A meta note about graphs: each movement the power-set graph is “coordinate-wise”, which is why Boolean hyper-cubes are a good alternative way of representing power sets. Capabilities are identified with positions in an n-tuple and from each capability set, it’s possible to independently “unlock” or “lock” any other capability (flipping the bit at that position or moving across an edge in the hyper cube). All in all, power-set graphs are a heavily restricted variants of DAGs, which are a very general notion.
4. Quotient of the power set graph
Our previous model fails to capture the “avalanche” property. A full (or large) set of capabilities is often times gained suddenly, in one passage. Paradoxically, in order to gain a single capability (such as, read from a database), often times, the attacker gains the full set of capabilities.

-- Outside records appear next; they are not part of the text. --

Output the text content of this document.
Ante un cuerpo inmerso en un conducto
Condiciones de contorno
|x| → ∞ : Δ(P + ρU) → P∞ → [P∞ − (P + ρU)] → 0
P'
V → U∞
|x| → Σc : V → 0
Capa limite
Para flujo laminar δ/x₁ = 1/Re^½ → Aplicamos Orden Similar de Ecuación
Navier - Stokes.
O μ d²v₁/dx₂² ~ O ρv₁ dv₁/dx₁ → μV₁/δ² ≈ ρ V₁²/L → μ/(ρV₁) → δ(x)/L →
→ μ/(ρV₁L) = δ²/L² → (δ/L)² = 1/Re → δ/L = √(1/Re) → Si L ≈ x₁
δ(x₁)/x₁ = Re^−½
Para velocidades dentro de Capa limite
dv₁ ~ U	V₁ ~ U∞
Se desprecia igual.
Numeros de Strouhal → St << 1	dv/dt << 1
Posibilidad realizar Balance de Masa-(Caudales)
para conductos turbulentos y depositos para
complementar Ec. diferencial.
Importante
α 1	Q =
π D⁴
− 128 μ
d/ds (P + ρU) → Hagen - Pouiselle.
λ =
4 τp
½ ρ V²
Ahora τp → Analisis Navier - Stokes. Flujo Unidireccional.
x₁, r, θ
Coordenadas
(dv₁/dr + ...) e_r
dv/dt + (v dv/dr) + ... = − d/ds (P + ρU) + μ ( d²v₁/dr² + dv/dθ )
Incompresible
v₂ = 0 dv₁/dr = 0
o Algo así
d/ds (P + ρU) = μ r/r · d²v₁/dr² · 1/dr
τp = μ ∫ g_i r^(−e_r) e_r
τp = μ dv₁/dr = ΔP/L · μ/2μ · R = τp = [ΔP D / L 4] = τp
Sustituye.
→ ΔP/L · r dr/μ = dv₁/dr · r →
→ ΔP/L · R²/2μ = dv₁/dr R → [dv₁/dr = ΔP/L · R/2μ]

To model this, we add some back-propagating implications to the system. A capability “back-propagates” a number of other capabilities. For example, running code on the host system implies access to all application users, administrators as well as access to secrets in configuraiton files (three capabilities). This is modeled as a => b, a => c, a => d in the picture above.
With this information present, the graph becomes highly redundant. Nodes should be merged; in graph theory, this is called a Strongly Connectected Component (SCC) quotient graph of the original graph. There’s a single state that includes a now, as shown on the picture on the picture. The super node is, for example, unrestricted code execution on a host.

Nodes are grouped so that only elements not “covered” by the letters present in the implication define unique nodes.
5. DAGs encode progressions
Instead of a conclusion, let’s focus on what DAGs can represnt in general (not just power set graphs). Specifically, DAGs can be thought of models of arbitrary progressions:
- DAGs have “orientation” and moving from the bottom to the top corresponds to passage of time
- A DAG trail from bottom to top corresponds to a choice of events that may have taken place
- The more complicated the DAG is, the more subtle event inter-dependencies are
- Power-sets or Boolean hyper-cubes are heavily restricted DAGs
- Specifically, power-set graphs prevent “dependencies” between coordinates; in power-set graphs, it’s possible to “unlock” a capability regardless of the ongoing state
The type of real-world progression we looked at was well-modeled by the restricted form of DAGs (power set or Boolean hyper cube, which is the same thing). But what type of real-world progression requires a richer DAG structure? Perhaps a DAG structure which involves interleaved connections and capability dependencies? That’s an interesting question with which we’ll end this blog post. Thank you for reading!